Do you have packet capture? From the exception it seems like the server is also shutting down the connection. This may be good to enable Expect100Continue.

carl-di-ortus commented 1 year ago

I'm sorry, I'm not that skilled to understand packet capturing.

Yes server is closing the connection when returning redirect.

By "enable Expect100Continue" do you mean this ServicePointManager.Expect100Continue? It looks like the default value is already true. I tried setting this true/false - no effect, still throwing same exception.

Then I tried ServicePointManager.FindServicePoint() method to return ServicePoint instance, even though it says it's deprecated, and setting Expect100Continue there - no effect.

Then I tried increasing SocketsHttpHandler.Expect100ContinueTimeout value and passing this handler to client - no effect.

Then while debugging, I noticed HttpClient.DefaultRequestHeaders.ExpectContinue property - which by default is null. I manually set this to true:

using (var client = new HttpClient())
{
    client.DefaultRequestHeaders.ExpectContinue = true;
    var response = await client.PostAsync(url, new StringContent(json, Encoding.UTF8, "application/json"));

And suddenly it all worked! I'm not really happy with this approach, I would call it a workaround at best, since documentation for ServicePointManager.Expect100Continue says it already defaulting to true, but inside HttpClient.DefaultRequestHeaders this header is nullable boolean defaulting to null.

Our clients (and probably a lot of other people around the world) wouldn't know when they are receiving normal response, when they are being redirected to receive response there.
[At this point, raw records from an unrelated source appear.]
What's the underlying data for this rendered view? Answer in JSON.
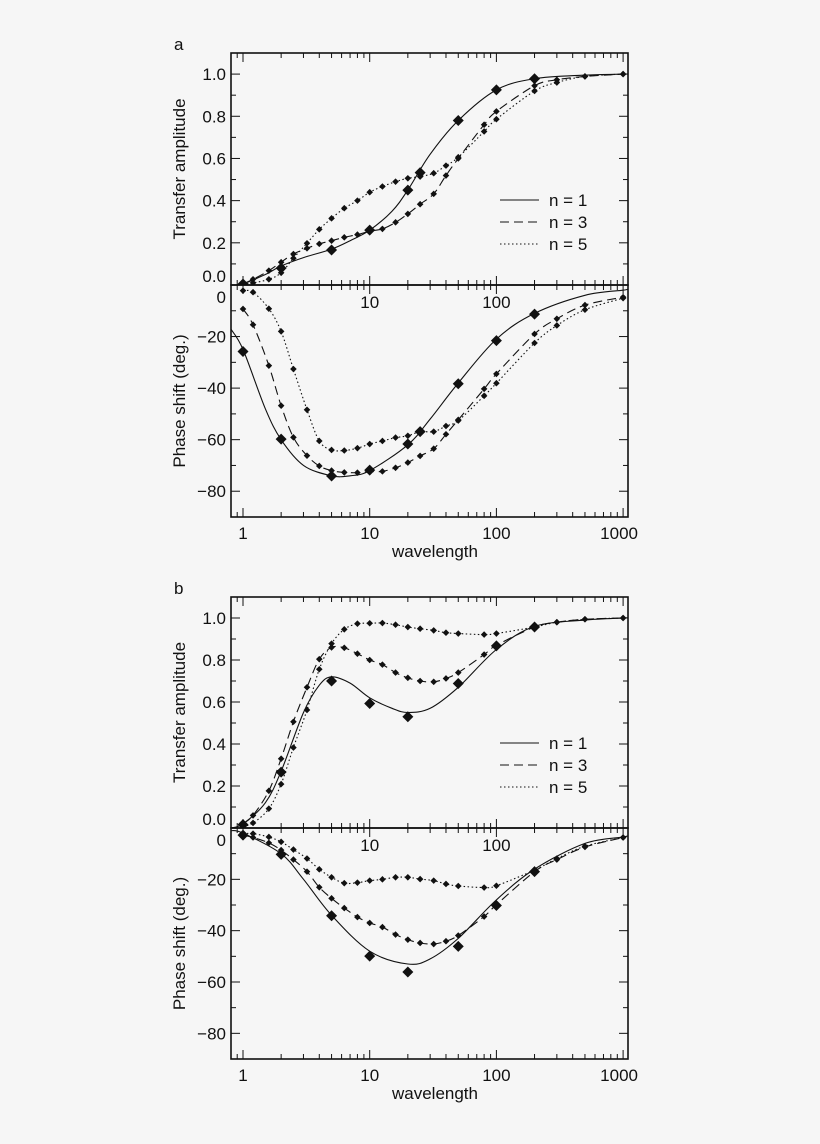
{
  "chart_data": [
    {
      "panel": "a",
      "type": "line",
      "xscale": "log",
      "xlabel": "",
      "ylabel": "Transfer amplitude",
      "xlim": [
        0.8,
        1100
      ],
      "ylim": [
        0,
        1.1
      ],
      "xticks": [
        "10",
        "100"
      ],
      "yticks": [
        "0.0",
        "0.2",
        "0.4",
        "0.6",
        "0.8",
        "1.0"
      ],
      "ytick_values": [
        0,
        0.2,
        0.4,
        0.6,
        0.8,
        1.0
      ],
      "legend": "bottom-right",
      "series": [
        {
          "name": "n = 1",
          "style": "solid",
          "x": [
            1,
            2,
            5,
            10,
            20,
            25,
            50,
            100,
            200
          ],
          "y": [
            0.005,
            0.08,
            0.166,
            0.26,
            0.45,
            0.533,
            0.78,
            0.925,
            0.978
          ],
          "curve_x": [
            0.8,
            1,
            1.5,
            2,
            3,
            5,
            7,
            10,
            15,
            20,
            30,
            50,
            100,
            200,
            500,
            1000,
            1100
          ],
          "curve_y": [
            0,
            0.005,
            0.05,
            0.09,
            0.13,
            0.17,
            0.21,
            0.26,
            0.35,
            0.45,
            0.62,
            0.78,
            0.925,
            0.978,
            0.995,
            1.0,
            1.0
          ]
        },
        {
          "name": "n = 3",
          "style": "dashed",
          "x": [
            1,
            1.2,
            1.6,
            2,
            2.5,
            3.2,
            4,
            5,
            6.3,
            8,
            10,
            12.6,
            16,
            20,
            25,
            32,
            40,
            50,
            80,
            100,
            200,
            300,
            500,
            1000
          ],
          "y": [
            0.005,
            0.027,
            0.068,
            0.108,
            0.147,
            0.174,
            0.195,
            0.21,
            0.226,
            0.239,
            0.255,
            0.266,
            0.297,
            0.337,
            0.383,
            0.432,
            0.519,
            0.6,
            0.76,
            0.823,
            0.945,
            0.973,
            0.989,
            1.0
          ]
        },
        {
          "name": "n = 5",
          "style": "dotted",
          "x": [
            1,
            1.2,
            1.6,
            2,
            2.5,
            3.2,
            4,
            5,
            6.3,
            8,
            10,
            12.6,
            16,
            20,
            25,
            32,
            40,
            50,
            80,
            100,
            200,
            300,
            500,
            1000
          ],
          "y": [
            0.005,
            0.01,
            0.027,
            0.058,
            0.127,
            0.198,
            0.264,
            0.316,
            0.364,
            0.4,
            0.44,
            0.467,
            0.49,
            0.506,
            0.514,
            0.53,
            0.566,
            0.606,
            0.728,
            0.786,
            0.92,
            0.96,
            0.989,
            1.0
          ]
        }
      ]
    },
    {
      "panel": "a",
      "type": "line",
      "xscale": "log",
      "xlabel": "wavelength",
      "ylabel": "Phase shift (deg.)",
      "xlim": [
        0.8,
        1100
      ],
      "ylim": [
        -90,
        0
      ],
      "xticks": [
        "1",
        "10",
        "100",
        "1000"
      ],
      "yticks": [
        "0",
        "−20",
        "−40",
        "−60",
        "−80"
      ],
      "ytick_values": [
        0,
        -20,
        -40,
        -60,
        -80
      ],
      "series": [
        {
          "name": "n = 1",
          "style": "solid",
          "x": [
            1,
            2,
            5,
            10,
            20,
            25,
            50,
            100,
            200
          ],
          "y": [
            -25.8,
            -59.8,
            -74.1,
            -71.8,
            -61.7,
            -56.9,
            -38.3,
            -21.6,
            -11.3
          ],
          "curve_x": [
            0.8,
            1,
            1.5,
            2,
            3,
            5,
            7,
            10,
            20,
            30,
            50,
            100,
            200,
            500,
            1000,
            1100
          ],
          "curve_y": [
            -17,
            -25,
            -48,
            -60,
            -70,
            -74,
            -74,
            -72,
            -62,
            -52,
            -38,
            -21,
            -11,
            -4,
            -2,
            -1.5
          ]
        },
        {
          "name": "n = 3",
          "style": "dashed",
          "x": [
            1,
            1.2,
            1.6,
            2,
            2.5,
            3.2,
            4,
            5,
            6.3,
            8,
            10,
            12.6,
            16,
            20,
            25,
            32,
            40,
            50,
            80,
            100,
            200,
            300,
            500,
            1000
          ],
          "y": [
            -9.3,
            -15.4,
            -31.3,
            -46.8,
            -59.1,
            -66.2,
            -70.2,
            -72,
            -72.7,
            -72.8,
            -72.4,
            -72.3,
            -70.9,
            -68.9,
            -66.3,
            -63.5,
            -57.9,
            -52.3,
            -40.3,
            -34.5,
            -19,
            -13.1,
            -7.8,
            -4.7
          ]
        },
        {
          "name": "n = 5",
          "style": "dotted",
          "x": [
            1,
            1.2,
            1.6,
            2,
            2.5,
            3.2,
            4,
            5,
            6.3,
            8,
            10,
            12.6,
            16,
            20,
            25,
            32,
            40,
            50,
            80,
            100,
            200,
            300,
            500,
            1000
          ],
          "y": [
            -2.2,
            -2.8,
            -9.2,
            -18,
            -32.6,
            -48.4,
            -60.5,
            -64,
            -64.2,
            -63.3,
            -61.7,
            -60.5,
            -59.2,
            -58.5,
            -56.9,
            -56.9,
            -54.7,
            -52.6,
            -43,
            -38.1,
            -22.5,
            -15.7,
            -9.6,
            -5.1
          ]
        }
      ]
    },
    {
      "panel": "b",
      "type": "line",
      "xscale": "log",
      "xlabel": "",
      "ylabel": "Transfer amplitude",
      "xlim": [
        0.8,
        1100
      ],
      "ylim": [
        0,
        1.1
      ],
      "xticks": [
        "10",
        "100"
      ],
      "yticks": [
        "0.0",
        "0.2",
        "0.4",
        "0.6",
        "0.8",
        "1.0"
      ],
      "ytick_values": [
        0,
        0.2,
        0.4,
        0.6,
        0.8,
        1.0
      ],
      "legend": "bottom-right",
      "series": [
        {
          "name": "n = 1",
          "style": "solid",
          "x": [
            1,
            2,
            5,
            10,
            20,
            50,
            100,
            200
          ],
          "y": [
            0.016,
            0.266,
            0.7,
            0.593,
            0.53,
            0.688,
            0.867,
            0.957
          ],
          "curve_x": [
            0.8,
            1,
            1.5,
            2,
            3,
            4,
            5,
            7,
            10,
            15,
            20,
            30,
            50,
            100,
            200,
            500,
            1000,
            1100
          ],
          "curve_y": [
            0,
            0.02,
            0.12,
            0.27,
            0.55,
            0.68,
            0.72,
            0.69,
            0.62,
            0.57,
            0.55,
            0.57,
            0.67,
            0.85,
            0.96,
            0.99,
            1.0,
            1.0
          ]
        },
        {
          "name": "n = 3",
          "style": "dashed",
          "x": [
            1,
            1.2,
            1.6,
            2,
            2.5,
            3.2,
            4,
            5,
            6.3,
            8,
            10,
            12.6,
            16,
            20,
            25,
            32,
            40,
            50,
            80,
            100,
            200,
            300,
            500,
            1000
          ],
          "y": [
            0.02,
            0.06,
            0.177,
            0.33,
            0.506,
            0.67,
            0.804,
            0.86,
            0.858,
            0.83,
            0.8,
            0.778,
            0.74,
            0.715,
            0.7,
            0.696,
            0.712,
            0.74,
            0.826,
            0.87,
            0.957,
            0.98,
            0.994,
            1.0
          ]
        },
        {
          "name": "n = 5",
          "style": "dotted",
          "x": [
            1,
            1.2,
            1.6,
            2,
            2.5,
            3.2,
            4,
            5,
            6.3,
            8,
            10,
            12.6,
            16,
            20,
            25,
            32,
            40,
            50,
            80,
            100,
            200,
            300,
            500,
            1000
          ],
          "y": [
            0.008,
            0.024,
            0.092,
            0.209,
            0.383,
            0.562,
            0.756,
            0.878,
            0.946,
            0.973,
            0.975,
            0.976,
            0.968,
            0.957,
            0.949,
            0.941,
            0.93,
            0.926,
            0.921,
            0.926,
            0.957,
            0.98,
            0.994,
            1.0
          ]
        }
      ]
    },
    {
      "panel": "b",
      "type": "line",
      "xscale": "log",
      "xlabel": "wavelength",
      "ylabel": "Phase shift (deg.)",
      "xlim": [
        0.8,
        1100
      ],
      "ylim": [
        -90,
        0
      ],
      "xticks": [
        "1",
        "10",
        "100",
        "1000"
      ],
      "yticks": [
        "0",
        "−20",
        "−40",
        "−60",
        "−80"
      ],
      "ytick_values": [
        0,
        -20,
        -40,
        -60,
        -80
      ],
      "series": [
        {
          "name": "n = 1",
          "style": "solid",
          "x": [
            1,
            2,
            5,
            10,
            20,
            50,
            100,
            200
          ],
          "y": [
            -2.8,
            -10.3,
            -34.2,
            -49.9,
            -56.1,
            -46.1,
            -30.2,
            -17
          ],
          "curve_x": [
            0.8,
            1,
            2,
            3,
            5,
            10,
            20,
            30,
            50,
            100,
            200,
            500,
            1000,
            1100
          ],
          "curve_y": [
            -1,
            -2,
            -10,
            -20,
            -34,
            -48,
            -53,
            -51,
            -43,
            -28,
            -16,
            -6,
            -3.5,
            -3
          ]
        },
        {
          "name": "n = 3",
          "style": "dashed",
          "x": [
            1,
            1.2,
            1.6,
            2,
            2.5,
            3.2,
            4,
            5,
            6.3,
            8,
            10,
            12.6,
            16,
            20,
            25,
            32,
            40,
            50,
            80,
            100,
            200,
            300,
            500,
            1000
          ],
          "y": [
            -2.8,
            -3.7,
            -5.8,
            -8.6,
            -12.3,
            -17,
            -23.1,
            -27.4,
            -31.2,
            -34.7,
            -37,
            -38.6,
            -41.5,
            -43.5,
            -44.8,
            -45.2,
            -44.1,
            -41.9,
            -34.5,
            -29.9,
            -17,
            -12.3,
            -7.4,
            -3.7
          ]
        },
        {
          "name": "n = 5",
          "style": "dotted",
          "x": [
            1,
            1.2,
            1.6,
            2,
            2.5,
            3.2,
            4,
            5,
            6.3,
            8,
            10,
            12.6,
            16,
            20,
            25,
            32,
            40,
            50,
            80,
            100,
            200,
            300,
            500,
            1000
          ],
          "y": [
            -2.2,
            -2.2,
            -3.5,
            -5.4,
            -8.4,
            -11.9,
            -16.1,
            -19.2,
            -21.5,
            -21.3,
            -20.5,
            -20,
            -19.2,
            -19.2,
            -19.9,
            -20.5,
            -21.8,
            -22.6,
            -23.2,
            -22.5,
            -16.4,
            -11.9,
            -7.1,
            -3.7
          ]
        }
      ]
    }
  ],
  "panel_labels": [
    "a",
    "b"
  ]
}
Documentation on HttpClient.DefaultRequestHeaders.ExpectContinue is very scarce, not comparing to what ServicePointManager has.

wfurt commented 1 year ago

ServicePointManager is obsolete and does nothing for HttpClient in .NET Core. The documentation discrepancy comes with age - .NET Framework is around for decades and many articles were written before .NET Core even existed so they can be misleading.

Behavior of the 100Continue is described in HTTP RFC and there are just different ways how to set it on the request.

The problem is server closing connection in middle of the request. HttpClient sees that as IO error and aborts the processing. Perhaps something we can improve in the future to improve compatibility with .NET Framework.